Surgeons and Patients May Differ
Much focus has been put on minimizing the length of incisions in the removal of head and neck tumors, but several studies have compared surgeons’ and patients’ objective opinions on scar appearance; in short, surgeons seem to care about the length of incisions, and patients don’t.3 “This isn’t universally applicable, but generally, in the American population, this applies,” noted Dr. Sebelik. “This quality-of-life measure is a good illustration of surgeons and patients not always being on exactly the same page.”
Another disparity between patient desires and clinician goals involves retention of voice in head and neck cancer. In a 1991 landmark study,4 it was discovered that advanced laryngeal cancer could be treated without a laryngectomy, and the patient’s voice could be preserved. These results were groundbreaking and were rapidly incorporated into clinical practice.
“There was a big assumption that patients would want to keep their larynx and voice, that it was such a high priority to patients that we needed to look for an alternative treatment paradigm,” she continued. “But a 2009 study5 showed us that maybe we missed the mark.”
In the decade and a half since primary treatment for advanced laryngeal cancer went from laryngectomy to nonsurgical treatment, it was found that laryngeal preservation was actually associated with decreased survival for patients with stage IV disease, specifically among those with T4 primary tumors. The data suggested the previous shift toward nonoperative treatment was possibly associated with national decreases in survival from laryngeal cancer.
“This was the beginning of the recognition that surgical treatment was a good idea as the definitive initial treatment in these patients with T4 disease,” said Dr. Sebelik. The study also brought to light patients’ perspectives. “Maybe their desire to keep a larynx and a lung-powered voice is secondary to surviving,” she said. “Patients’ number-one goal is to survive their cancer; that still trumps everything else.”
Patient Values First and Foremost
Dr. Sebelik stressed the importance of focusing on patient values first and foremost. Some patients desire to retain the ability to eat and swallow over the ability to speak. Tracheoesophageal prosthesis can give patients a “reasonable voice,” she said, and various questionnaires can help characterize the quality of prosthesis-produced speech.
“Patients value survival, and so do we,” she concluded.
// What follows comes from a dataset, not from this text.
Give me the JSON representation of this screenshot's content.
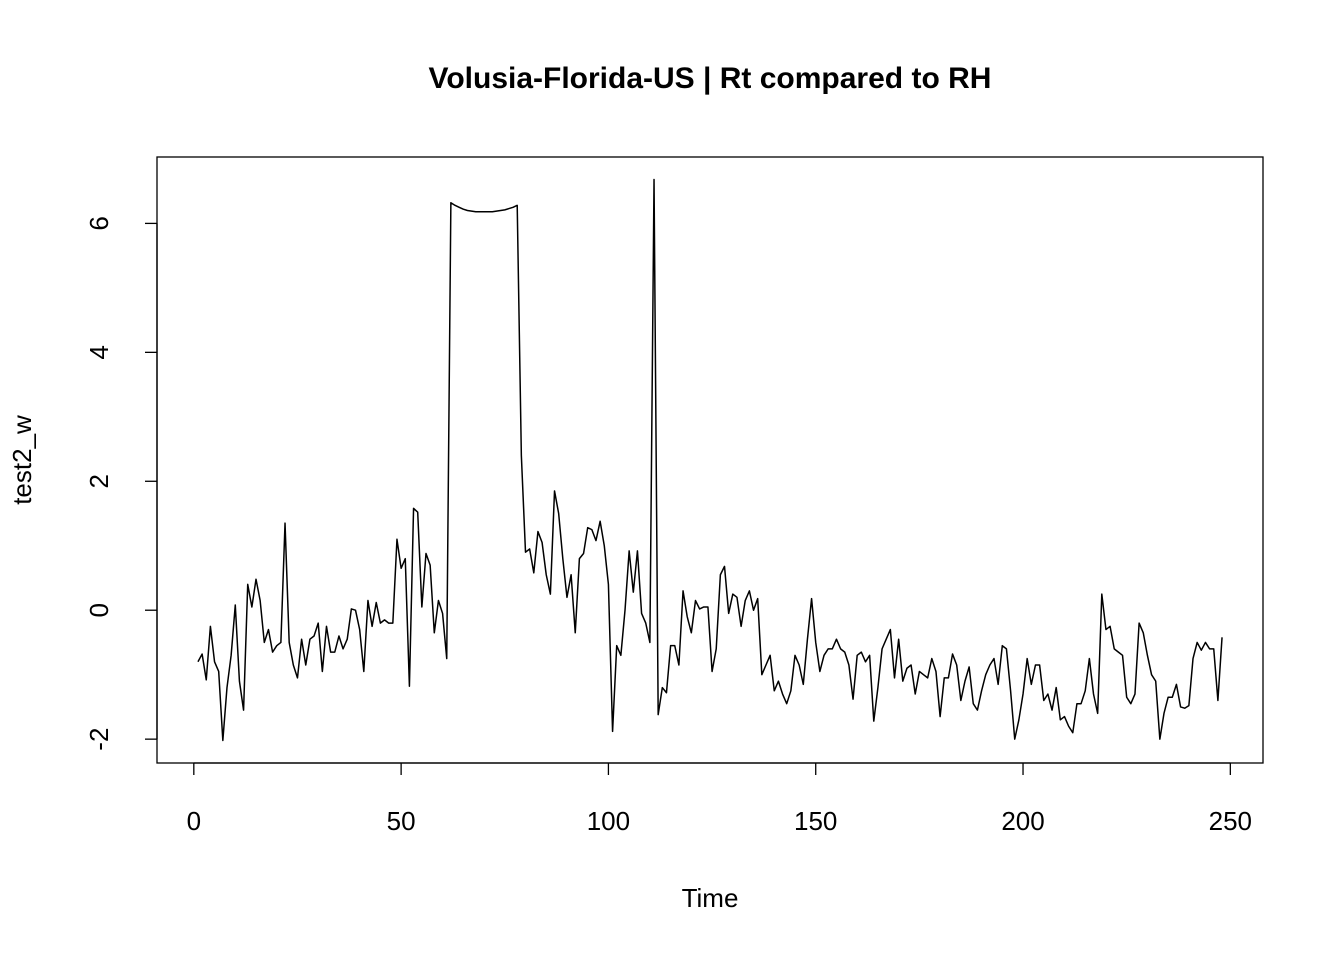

But beyond survival, especially in patients living years after their cancer diagnosis, clinicians should understand patients’ baseline values, coping skills, support system, comorbidities, resources, and, most of all, their end-of-life wishes, added Dr. Sebelik. ■
Disclosure: Dr. Sebelik reported no conflicts of interest.
1. Sebelik M: Quality of life in head and neck cancer survivors: Optimizing functional outcomes. 2017 Winship Cancer Institute of Emory University Updates in the Management of Head and Neck Cancer Symposium. Presented April 22, 2017.
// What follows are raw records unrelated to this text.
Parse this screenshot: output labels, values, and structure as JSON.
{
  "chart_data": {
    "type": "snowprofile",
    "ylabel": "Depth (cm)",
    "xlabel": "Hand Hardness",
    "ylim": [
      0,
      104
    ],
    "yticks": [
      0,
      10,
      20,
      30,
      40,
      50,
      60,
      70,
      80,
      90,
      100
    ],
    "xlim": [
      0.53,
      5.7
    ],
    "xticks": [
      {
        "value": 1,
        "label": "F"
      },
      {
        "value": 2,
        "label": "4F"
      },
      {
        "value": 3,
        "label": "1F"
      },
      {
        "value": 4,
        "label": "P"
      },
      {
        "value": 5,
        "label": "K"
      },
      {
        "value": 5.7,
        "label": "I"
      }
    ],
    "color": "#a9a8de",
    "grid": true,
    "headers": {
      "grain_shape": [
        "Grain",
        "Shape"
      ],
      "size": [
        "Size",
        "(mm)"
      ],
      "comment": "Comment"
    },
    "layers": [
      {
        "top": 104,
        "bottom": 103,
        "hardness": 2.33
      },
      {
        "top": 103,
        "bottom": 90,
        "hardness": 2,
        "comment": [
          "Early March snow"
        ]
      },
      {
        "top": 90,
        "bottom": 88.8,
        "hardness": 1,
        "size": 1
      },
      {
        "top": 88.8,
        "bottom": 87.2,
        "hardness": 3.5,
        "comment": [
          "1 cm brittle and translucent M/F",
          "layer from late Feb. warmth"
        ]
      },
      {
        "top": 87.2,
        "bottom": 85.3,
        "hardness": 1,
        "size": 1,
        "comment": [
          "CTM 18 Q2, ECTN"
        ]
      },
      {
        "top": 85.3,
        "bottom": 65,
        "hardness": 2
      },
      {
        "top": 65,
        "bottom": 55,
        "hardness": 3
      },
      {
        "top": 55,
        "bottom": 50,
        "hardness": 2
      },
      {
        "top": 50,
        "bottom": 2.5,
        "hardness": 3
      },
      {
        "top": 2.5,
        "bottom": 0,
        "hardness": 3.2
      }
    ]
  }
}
2. Jafari A, et al: Thyroid surgery in a resource-limited setting. Otolaryngol Head Neck Surg 156:464-471, 2017.
3. O’Connell DA, et al: Objective and subjective scar aesthetics in minimal access vs conventional access parathyroidectomy and thyroidectomy surgical procedures. Arch Otolaryngol Head Neck Surg 134:85-93, 2008.
4. Department of Veterans Affairs Laryngeal Cancer Study Group, Wolf GT, Fisher SG, et al: Induction chemotherapy plus radiation compared with surgery plus radiation in patients with advanced laryngeal cancer. N Engl J Med 324:1685-1690, 1991.
5. Gourin CG, et al: The effect of treatment on survival in patients with advanced laryngeal carcinoma. Laryngoscope 119:1312-1317, 2009.